Einige Nietzsche-Forscher vermuten einen großen Einfluss von Max Stirners Werk Der Einzige und sein Eigentum, andere bestreiten dies vehement (siehe Weblinks).

Durch seine Herkunft aus einem Pfarrhaus und sein Studium war Nietzsche zudem mit theologischen Konzepten und philologischen Methoden vertraut. Schließlich lässt sich sein umfassendes Interesse an Wissenschaften von der Physik (besonders Roger Joseph Boscovichs System) bis zur Nationalökonomie belegen.

Wirkung

Frühe Rezeption

Erst nach Beginn seiner geistigen Umnachtung begannen sich Nietzsches Zeitgenossen für den bis dahin praktisch unbekannten Denker zu interessieren. Als erster Entdecker Nietzsches gilt Georg Brandes, der im Frühjahr 1888 an der Universität Kopenhagen eine Vortragsreihe über ihn hielt und noch bis zu Nietzsches Zusammenbruch in brieflichem Kontakt mit ihm blieb.

Die nach dem geistigen Zusammenbruch rasch anwachsende Rezeption wurde bald durch Elisabeth Förster-Nietzsche und das von ihr 1894 in Naumburg gegründete (ab 1897 in Weimar befindliche) Nietzsche-Archiv bestimmt. Nietzsches Schwester hing nationalistischen, rassistischen und völkischen Ideen an, die ihr Bruder stets abgelehnt hatte. Sie verfügte über die Gesamtausgabe, schrieb eine „offizielle“ Biographie mit einer Deutung des Werks in ihrem Sinne und gab das angebliche „Hauptwerk“ Der Wille zur Macht (siehe Nietzsche-Rezeption im Nationalsozialismus) sowie Nietzsches Briefwechsel heraus. Insbesondere in letzterem konnten später Fälschungen, Auslassungen und Hinzufügungen durch Elisabeth Förster-Nietzsche nachgewiesen werden.

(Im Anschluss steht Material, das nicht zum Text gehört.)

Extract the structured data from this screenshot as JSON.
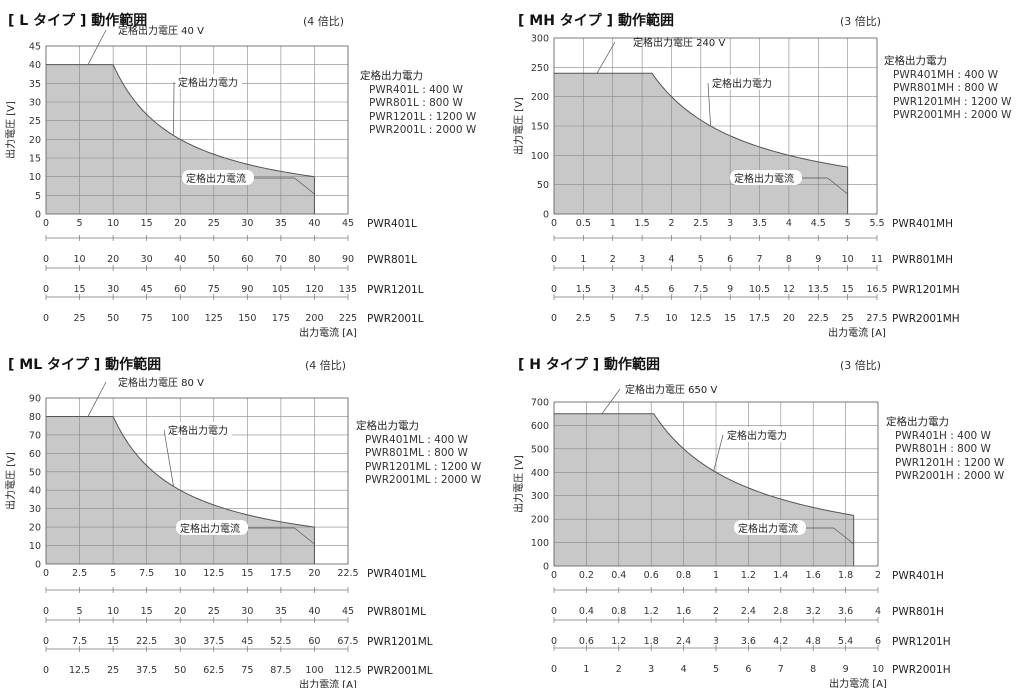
{
  "chart_data": [
    {
      "type": "area",
      "title": "[ L タイプ ] 動作範囲",
      "ratio": "(4 倍比)",
      "ylabel": "出力電圧 [V]",
      "xlabel": "出力電流 [A]",
      "ylim": [
        0,
        45
      ],
      "yticks": [
        "0",
        "5",
        "10",
        "15",
        "20",
        "25",
        "30",
        "35",
        "40",
        "45"
      ],
      "x_axes": [
        {
          "model": "PWR401L",
          "ticks": [
            "0",
            "5",
            "10",
            "15",
            "20",
            "25",
            "30",
            "35",
            "40",
            "45"
          ]
        },
        {
          "model": "PWR801L",
          "ticks": [
            "0",
            "10",
            "20",
            "30",
            "40",
            "50",
            "60",
            "70",
            "80",
            "90"
          ]
        },
        {
          "model": "PWR1201L",
          "ticks": [
            "0",
            "15",
            "30",
            "45",
            "60",
            "75",
            "90",
            "105",
            "120",
            "135"
          ]
        },
        {
          "model": "PWR2001L",
          "ticks": [
            "0",
            "25",
            "50",
            "75",
            "100",
            "125",
            "150",
            "175",
            "200",
            "225"
          ]
        }
      ],
      "xlim": [
        0,
        45
      ],
      "rated_voltage_label": "定格出力電圧  40 V",
      "rated_power_label": "定格出力電力",
      "rated_current_label": "定格出力電流",
      "legend_title": "定格出力電力",
      "legend_items": [
        "PWR401L : 400 W",
        "PWR801L : 800 W",
        "PWR1201L : 1200 W",
        "PWR2001L : 2000 W"
      ],
      "boundary": {
        "v_rated": 40,
        "i_rated": 40,
        "power_first_axis": 400
      },
      "colors": {
        "fill": "#c8c8c8",
        "line": "#555555",
        "grid": "#888888"
      }
    },
    {
      "type": "area",
      "title": "[ MH タイプ ] 動作範囲",
      "ratio": "(3 倍比)",
      "ylabel": "出力電圧 [V]",
      "xlabel": "出力電流 [A]",
      "ylim": [
        0,
        300
      ],
      "yticks": [
        "0",
        "50",
        "100",
        "150",
        "200",
        "250",
        "300"
      ],
      "x_axes": [
        {
          "model": "PWR401MH",
          "ticks": [
            "0",
            "0.5",
            "1",
            "1.5",
            "2",
            "2.5",
            "3",
            "3.5",
            "4",
            "4.5",
            "5",
            "5.5"
          ]
        },
        {
          "model": "PWR801MH",
          "ticks": [
            "0",
            "1",
            "2",
            "3",
            "4",
            "5",
            "6",
            "7",
            "8",
            "9",
            "10",
            "11"
          ]
        },
        {
          "model": "PWR1201MH",
          "ticks": [
            "0",
            "1.5",
            "3",
            "4.5",
            "6",
            "7.5",
            "9",
            "10.5",
            "12",
            "13.5",
            "15",
            "16.5"
          ]
        },
        {
          "model": "PWR2001MH",
          "ticks": [
            "0",
            "2.5",
            "5",
            "7.5",
            "10",
            "12.5",
            "15",
            "17.5",
            "20",
            "22.5",
            "25",
            "27.5"
          ]
        }
      ],
      "xlim": [
        0,
        5.5
      ],
      "rated_voltage_label": "定格出力電圧  240 V",
      "rated_power_label": "定格出力電力",
      "rated_current_label": "定格出力電流",
      "legend_title": "定格出力電力",
      "legend_items": [
        "PWR401MH : 400 W",
        "PWR801MH : 800 W",
        "PWR1201MH : 1200 W",
        "PWR2001MH : 2000 W"
      ],
      "boundary": {
        "v_rated": 240,
        "i_rated": 5,
        "power_first_axis": 400
      },
      "colors": {
        "fill": "#c8c8c8",
        "line": "#555555",
        "grid": "#888888"
      }
    },
    {
      "type": "area",
      "title": "[ ML タイプ ] 動作範囲",
      "ratio": "(4 倍比)",
      "ylabel": "出力電圧 [V]",
      "xlabel": "出力電流 [A]",
      "ylim": [
        0,
        90
      ],
      "yticks": [
        "0",
        "10",
        "20",
        "30",
        "40",
        "50",
        "60",
        "70",
        "80",
        "90"
      ],
      "x_axes": [
        {
          "model": "PWR401ML",
          "ticks": [
            "0",
            "2.5",
            "5",
            "7.5",
            "10",
            "12.5",
            "15",
            "17.5",
            "20",
            "22.5"
          ]
        },
        {
          "model": "PWR801ML",
          "ticks": [
            "0",
            "5",
            "10",
            "15",
            "20",
            "25",
            "30",
            "35",
            "40",
            "45"
          ]
        },
        {
          "model": "PWR1201ML",
          "ticks": [
            "0",
            "7.5",
            "15",
            "22.5",
            "30",
            "37.5",
            "45",
            "52.5",
            "60",
            "67.5"
          ]
        },
        {
          "model": "PWR2001ML",
          "ticks": [
            "0",
            "12.5",
            "25",
            "37.5",
            "50",
            "62.5",
            "75",
            "87.5",
            "100",
            "112.5"
          ]
        }
      ],
      "xlim": [
        0,
        22.5
      ],
      "rated_voltage_label": "定格出力電圧  80 V",
      "rated_power_label": "定格出力電力",
      "rated_current_label": "定格出力電流",
      "legend_title": "定格出力電力",
      "legend_items": [
        "PWR401ML : 400 W",
        "PWR801ML : 800 W",
        "PWR1201ML : 1200 W",
        "PWR2001ML : 2000 W"
      ],
      "boundary": {
        "v_rated": 80,
        "i_rated": 20,
        "power_first_axis": 400
      },
      "colors": {
        "fill": "#c8c8c8",
        "line": "#555555",
        "grid": "#888888"
      }
    },
    {
      "type": "area",
      "title": "[ H タイプ ] 動作範囲",
      "ratio": "(3 倍比)",
      "ylabel": "出力電圧 [V]",
      "xlabel": "出力電流 [A]",
      "ylim": [
        0,
        700
      ],
      "yticks": [
        "0",
        "100",
        "200",
        "300",
        "400",
        "500",
        "600",
        "700"
      ],
      "x_axes": [
        {
          "model": "PWR401H",
          "ticks": [
            "0",
            "0.2",
            "0.4",
            "0.6",
            "0.8",
            "1",
            "1.2",
            "1.4",
            "1.6",
            "1.8",
            "2"
          ]
        },
        {
          "model": "PWR801H",
          "ticks": [
            "0",
            "0.4",
            "0.8",
            "1.2",
            "1.6",
            "2",
            "2.4",
            "2.8",
            "3.2",
            "3.6",
            "4"
          ]
        },
        {
          "model": "PWR1201H",
          "ticks": [
            "0",
            "0.6",
            "1.2",
            "1.8",
            "2.4",
            "3",
            "3.6",
            "4.2",
            "4.8",
            "5.4",
            "6"
          ]
        },
        {
          "model": "PWR2001H",
          "ticks": [
            "0",
            "1",
            "2",
            "3",
            "4",
            "5",
            "6",
            "7",
            "8",
            "9",
            "10"
          ]
        }
      ],
      "xlim": [
        0,
        2
      ],
      "rated_voltage_label": "定格出力電圧  650 V",
      "rated_power_label": "定格出力電力",
      "rated_current_label": "定格出力電流",
      "legend_title": "定格出力電力",
      "legend_items": [
        "PWR401H : 400 W",
        "PWR801H : 800 W",
        "PWR1201H : 1200 W",
        "PWR2001H : 2000 W"
      ],
      "boundary": {
        "v_rated": 650,
        "i_rated": 1.85,
        "power_first_axis": 400
      },
      "colors": {
        "fill": "#c8c8c8",
        "line": "#555555",
        "grid": "#888888"
      }
    }
  ]
}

Im Umkreis dieser ersten Nietzsche-Rezeption sind etwa Harry Graf Kessler, Rudolf Steiner und Julius Langbehn zu finden. Sie und Förster-Nietzsche lasen aus Nietzsches Werk vor allem einen kulturpessimistischen Ansatz. Von Elisabeth Förster-Nietzsche und ihrem Nietzsche-Archiv darin bestärkt, legten völkische Kreise das Werk des Philosophen im deutschnationalen, teilweise sogar antisemitischem Sinne aus, obwohl Nietzsche in seiner Auseinandersetzung mit Richard Wagner seinen gegenteiligen Standpunkt in dieser Frage unmissverständlich dokumentiert hatte. Im Ersten Weltkrieg wurden Soldaten vom deutschen Staat mit einer Zarathustra-Ausgabe ins Feld geschickt.

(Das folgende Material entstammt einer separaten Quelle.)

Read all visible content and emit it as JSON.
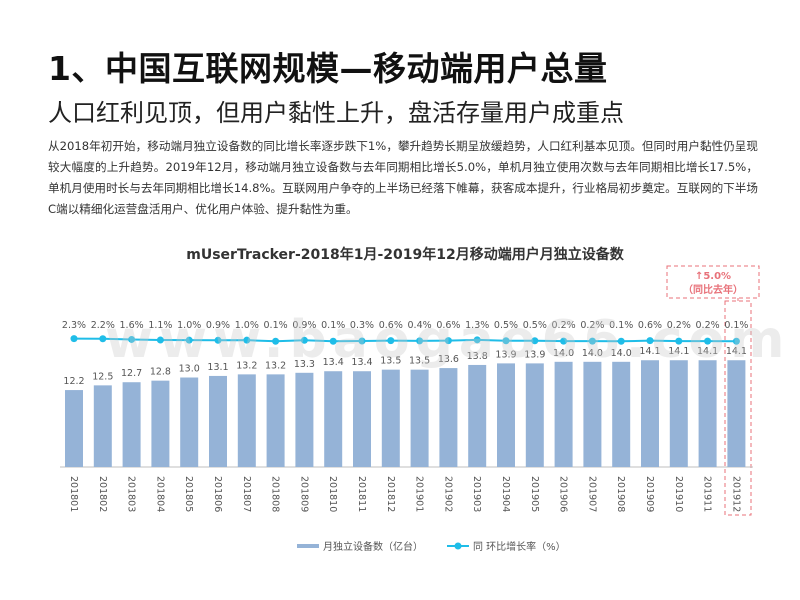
{
  "slide": {
    "title": "1、中国互联网规模—移动端用户总量",
    "subtitle": "人口红利见顶，但用户黏性上升，盘活存量用户成重点",
    "paragraph": "从2018年初开始，移动端月独立设备数的同比增长率逐步跌下1%，攀升趋势长期呈放缓趋势，人口红利基本见顶。但同时用户黏性仍呈现较大幅度的上升趋势。2019年12月，移动端月独立设备数与去年同期相比增长5.0%，单机月独立使用次数与去年同期相比增长17.5%，单机月使用时长与去年同期相比增长14.8%。互联网用户争夺的上半场已经落下帷幕，获客成本提升，行业格局初步奠定。互联网的下半场C端以精细化运营盘活用户、优化用户体验、提升黏性为重。",
    "watermark": "www.baogao66.com"
  },
  "chart_data": {
    "type": "bar",
    "title": "mUserTracker-2018年1月-2019年12月移动端用户月独立设备数",
    "categories": [
      "201801",
      "201802",
      "201803",
      "201804",
      "201805",
      "201806",
      "201807",
      "201808",
      "201809",
      "201810",
      "201811",
      "201812",
      "201901",
      "201902",
      "201903",
      "201904",
      "201905",
      "201906",
      "201907",
      "201908",
      "201909",
      "201910",
      "201911",
      "201912"
    ],
    "series": [
      {
        "name": "月独立设备数（亿台）",
        "kind": "bar",
        "color": "#95b3d7",
        "values": [
          12.2,
          12.5,
          12.7,
          12.8,
          13.0,
          13.1,
          13.2,
          13.2,
          13.3,
          13.4,
          13.4,
          13.5,
          13.5,
          13.6,
          13.8,
          13.9,
          13.9,
          14.0,
          14.0,
          14.0,
          14.1,
          14.1,
          14.1,
          14.1
        ]
      },
      {
        "name": "同 环比增长率（%）",
        "kind": "line",
        "color": "#1fbde8",
        "values": [
          2.3,
          2.2,
          1.6,
          1.1,
          1.0,
          0.9,
          1.0,
          0.1,
          0.9,
          0.1,
          0.3,
          0.6,
          0.4,
          0.6,
          1.3,
          0.5,
          0.5,
          0.2,
          0.2,
          0.1,
          0.6,
          0.2,
          0.2,
          0.1
        ],
        "labels": [
          "2.3%",
          "2.2%",
          "1.6%",
          "1.1%",
          "1.0%",
          "0.9%",
          "1.0%",
          "0.1%",
          "0.9%",
          "0.1%",
          "0.3%",
          "0.6%",
          "0.4%",
          "0.6%",
          "1.3%",
          "0.5%",
          "0.5%",
          "0.2%",
          "0.2%",
          "0.1%",
          "0.6%",
          "0.2%",
          "0.2%",
          "0.1%"
        ]
      }
    ],
    "bar_labels": [
      "12.2",
      "12.5",
      "12.7",
      "12.8",
      "13.0",
      "13.1",
      "13.2",
      "13.2",
      "13.3",
      "13.4",
      "13.4",
      "13.5",
      "13.5",
      "13.6",
      "13.8",
      "13.9",
      "13.9",
      "14.0",
      "14.0",
      "14.0",
      "14.1",
      "14.1",
      "14.1",
      "14.1"
    ],
    "callout": {
      "line1": "↑5.0%",
      "line2": "（同比去年）",
      "color": "#e8727a"
    },
    "legend_position": "bottom",
    "grid": false
  }
}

Gegenteilige Interpretationen, etwa ein 1894 erschienenes Buch Lou Andreas-Salomés, wurden vom Archiv und Elisabeth Förster-Nietzsche öffentlich heftig attackiert. Franz Overbeck weigerte sich, mit dem Archiv zusammenzuarbeiten, und zog so ebenfalls Schmähungen der Förster-Nietzsche auf sich; sein Schüler und Nachlassherausgeber Carl Albrecht Bernoulli, der für das Archiv unangenehme Schriftstücke publizierte, wurde von ihr mehrfach verklagt. Overbecks und Bernoullis „Basler Interpretation“ wird heute allgemein als treffender als die „Weimarer Interpretation“ angesehen.

Vielfältige Wirkung

Dennoch war schon die erste Nietzsche-Rezeption vielfältig. Von der poetischen Sprache in Also sprach Zarathustra waren von Anfang an vor allem Künstler tief beeindruckt; sehr bekannt ist Richard Strauss' gleichnamige Komposition. Weitere Bewunderer Nietzsches waren Hans Olde, Henry van de Velde und Edvard Munch; in der Literatur übte er einen großen Einfluss u.a. auf Rainer Maria Rilke, Hugo von Hofmannsthal, Heinrich Mann, Thomas Mann, Hermann Hesse, Gottfried Benn, Gabriele D'Annunzio und Georges Bataille aus. Insbesondere galt Nietzsche als Wegbereiter der Expressionisten.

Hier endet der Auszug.